Hayek explained that her starring role in Frida — and the Oscar nominee she received for it — would lead her to landing gigs outside of the “sex appeal” she had been known for with movies like Dusk Till Dawn. “When I was nominated for an Oscar, the types of roles that people offered me did not change at all,” she said. “I really struggled and I thought that was going to change, but no.”

Since Grown Ups, Hayek has been able to score roles in comedy films such as Like a Boss, Sausage Party, and Drunk Parents. She’s also set to star in Magic Mike’s Last Dance with Channing Tatum later this month.

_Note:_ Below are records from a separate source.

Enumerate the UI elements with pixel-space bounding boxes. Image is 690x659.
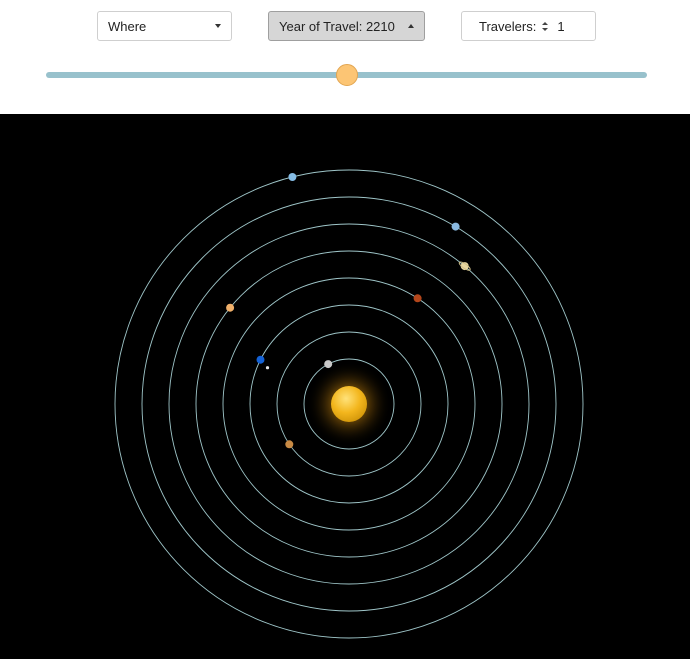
travelers-stepper[interactable]: [542, 21, 549, 31]
year-of-travel-label: Year of Travel: 2210: [279, 18, 395, 34]
travelers-field: Travelers:: [461, 11, 596, 41]
solar-system-view: [0, 114, 690, 659]
planet-mercury[interactable]: [324, 360, 333, 369]
chevron-up-icon: [408, 24, 414, 28]
planet-venus[interactable]: [285, 440, 294, 449]
slider-thumb[interactable]: [335, 64, 358, 86]
planet-mars[interactable]: [413, 294, 422, 303]
year-of-travel-dropdown[interactable]: Year of Travel: 2210: [268, 11, 425, 41]
sun[interactable]: [331, 386, 367, 422]
where-dropdown-label: Where: [108, 18, 147, 34]
where-dropdown[interactable]: Where: [97, 11, 232, 41]
planet-earth[interactable]: [256, 355, 265, 364]
app-window: Where Year of Travel: 2210 Travelers:: [0, 0, 690, 659]
planet-neptune[interactable]: [288, 173, 297, 181]
travelers-input[interactable]: [557, 18, 582, 34]
chevron-down-icon: [215, 24, 221, 28]
travelers-label: Travelers:: [479, 18, 537, 34]
planet-jupiter[interactable]: [226, 303, 235, 312]
planet-uranus[interactable]: [451, 222, 460, 231]
stepper-up-icon[interactable]: [542, 21, 549, 25]
controls-bar: Where Year of Travel: 2210 Travelers:: [0, 0, 690, 114]
stepper-down-icon[interactable]: [542, 27, 549, 31]
year-slider[interactable]: [46, 64, 647, 86]
solar-system-canvas: [114, 169, 584, 639]
moon-earth: [265, 366, 270, 370]
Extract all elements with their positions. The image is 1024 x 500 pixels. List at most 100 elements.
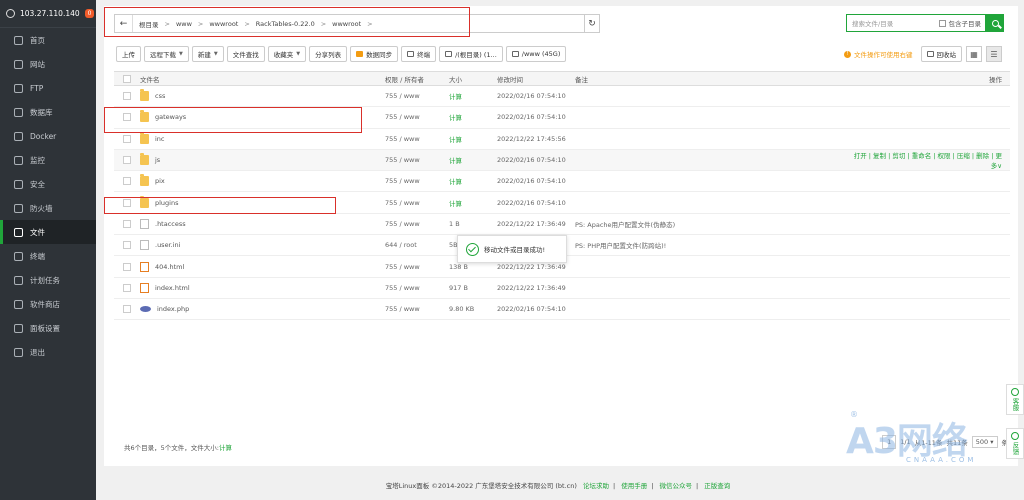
file-name[interactable]: pix [155,177,165,185]
table-row[interactable]: css 755 / www 计算 2022/02/16 07:54:10 [114,86,1010,108]
toolbar-button-7[interactable]: 终端 [401,46,437,62]
sidebar-item-2[interactable]: FTP [0,76,96,100]
size-cell[interactable]: 计算 [449,198,497,208]
search-box[interactable]: 搜索文件/目录 包含子目录 [846,14,986,32]
perm-cell[interactable]: 755 / www [385,305,449,313]
table-row[interactable]: pix 755 / www 计算 2022/02/16 07:54:10 [114,171,1010,193]
size-cell[interactable]: 计算 [449,112,497,122]
sidebar-item-8[interactable]: 文件 [0,220,96,244]
manual-link[interactable]: 使用手册 [621,482,647,490]
search-button[interactable] [986,14,1004,32]
row-checkbox[interactable] [123,177,131,186]
table-row[interactable]: index.html 755 / www 917 B 2022/12/22 17:36… [114,278,1010,299]
file-name-cell[interactable]: index.php [140,305,385,313]
perm-cell[interactable]: 755 / www [385,113,449,121]
sidebar-item-4[interactable]: Docker [0,124,96,148]
file-name-cell[interactable]: .user.ini [140,240,385,251]
wechat-link[interactable]: 微信公众号 [660,482,693,490]
calc-size-link[interactable]: 计算 [219,444,232,452]
notification-badge[interactable]: 0 [84,9,95,18]
perm-cell[interactable]: 755 / www [385,263,449,271]
perm-cell[interactable]: 644 / root [385,241,449,249]
sidebar-item-3[interactable]: 数据库 [0,100,96,124]
refresh-button[interactable]: ↻ [584,14,600,33]
forum-link[interactable]: 论坛求助 [583,482,609,490]
row-checkbox[interactable] [123,241,131,250]
table-row[interactable]: index.php 755 / www 9.80 KB 2022/02/16 07:5… [114,299,1010,321]
toolbar-button-3[interactable]: 文件查找 [226,46,265,62]
row-checkbox[interactable] [123,156,131,165]
file-name-cell[interactable]: css [140,89,385,102]
check-icon [466,242,479,256]
sidebar-item-12[interactable]: 面板设置 [0,316,96,340]
file-name-cell[interactable]: pix [140,174,385,187]
row-checkbox[interactable] [123,305,131,314]
size-cell[interactable]: 计算 [449,155,497,165]
sidebar-item-13[interactable]: 退出 [0,340,96,364]
note-cell[interactable]: PS: PHP用户配置文件(防跨站)! [575,240,850,250]
perm-cell[interactable]: 755 / www [385,92,449,100]
file-name[interactable]: index.html [155,284,190,292]
recycle-bin-button[interactable]: 回收站 [920,46,962,62]
file-name[interactable]: index.php [157,305,189,313]
header-size[interactable]: 大小 [449,74,497,84]
sidebar-item-9[interactable]: 终端 [0,244,96,268]
grid-view-button[interactable]: ▦ [966,46,982,62]
file-name-cell[interactable]: inc [140,131,385,144]
row-checkbox[interactable] [123,283,131,292]
perm-cell[interactable]: 755 / www [385,156,449,164]
file-name[interactable]: .user.ini [155,241,180,249]
sidebar-item-11[interactable]: 软件商店 [0,292,96,316]
list-view-button[interactable]: ☰ [986,46,1002,62]
file-name-cell[interactable]: index.html [140,282,385,293]
file-name-cell[interactable]: js [140,153,385,166]
sidebar-item-6[interactable]: 安全 [0,172,96,196]
sidebar-item-5[interactable]: 监控 [0,148,96,172]
perm-cell[interactable]: 755 / www [385,284,449,292]
perm-cell[interactable]: 755 / www [385,135,449,143]
perm-cell[interactable]: 755 / www [385,199,449,207]
toolbar-button-5[interactable]: 分享列表 [309,46,348,62]
note-cell[interactable]: PS: Apache用户配置文件(伪静态) [575,219,850,229]
row-actions[interactable]: 打开 | 复制 | 剪切 | 重命名 | 权限 | 压缩 | 删除 | 更多∨ [854,152,1002,170]
size-cell[interactable]: 计算 [449,176,497,186]
server-header[interactable]: 103.27.110.140 0 [0,0,96,28]
file-name[interactable]: inc [155,135,165,143]
perm-cell[interactable]: 755 / www [385,177,449,185]
header-perm[interactable]: 权限 / 所有者 [385,74,449,84]
header-name[interactable]: 文件名 [140,74,385,84]
size-cell[interactable]: 计算 [449,91,497,101]
toolbar-button-9[interactable]: /www (45G) [505,46,567,62]
table-row[interactable]: .htaccess 755 / www 1 B 2022/12/22 17:36:49… [114,214,1010,236]
customer-service-tab[interactable]: 客服 [1006,384,1024,415]
toolbar-button-4[interactable]: 收藏夹 ▼ [267,46,307,62]
sidebar-item-10[interactable]: 计划任务 [0,268,96,292]
row-checkbox[interactable] [123,262,131,271]
row-checkbox[interactable] [123,134,131,143]
select-all-checkbox[interactable] [123,74,131,83]
row-checkbox[interactable] [123,92,131,101]
search-input[interactable]: 搜索文件/目录 [847,18,939,28]
header-time[interactable]: 修改时间 [497,74,575,84]
toolbar-button-0[interactable]: 上传 [116,46,141,62]
file-name[interactable]: css [155,92,165,100]
feedback-tab[interactable]: 反馈 [1006,428,1024,459]
file-name-cell[interactable]: 404.html [140,261,385,272]
include-subdir-checkbox[interactable]: 包含子目录 [938,18,986,28]
file-name[interactable]: 404.html [155,263,184,271]
sidebar-item-1[interactable]: 网站 [0,52,96,76]
toolbar-button-8[interactable]: /(根目录) (1... [439,46,503,62]
file-name[interactable]: .htaccess [155,220,186,228]
table-row[interactable]: js 755 / www 计算 2022/02/16 07:54:10 打开 | 复制 … [114,149,1010,172]
perm-cell[interactable]: 755 / www [385,220,449,228]
sidebar-item-7[interactable]: 防火墙 [0,196,96,220]
toolbar-button-6[interactable]: 数据同步 [350,46,399,62]
size-cell[interactable]: 计算 [449,134,497,144]
toolbar-button-2[interactable]: 新建 ▼ [191,46,224,62]
file-name[interactable]: js [155,156,160,164]
file-name-cell[interactable]: .htaccess [140,218,385,229]
license-link[interactable]: 正版查询 [704,482,730,490]
row-checkbox[interactable] [123,219,131,228]
sidebar-item-0[interactable]: 首页 [0,28,96,52]
toolbar-button-1[interactable]: 远程下载 ▼ [144,46,189,62]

Hayek previously opened up about how Harvey Weinstein — who she claims sexually harassed her multiple times — also told her that “the only thing I had going for me was my sex appeal,” Hayek wrote in a New York Times essay.

“The range of his persuasion tactics went from sweet-talking me to that one time when, in an attack of fury, he said the terrifying words, ‘I will kill you, don’t think I can’t,’” Hayek wrote at the time. “In his eyes, I was not an artist. I wasn’t even a person. I was a thing: not a nobody, but a body.”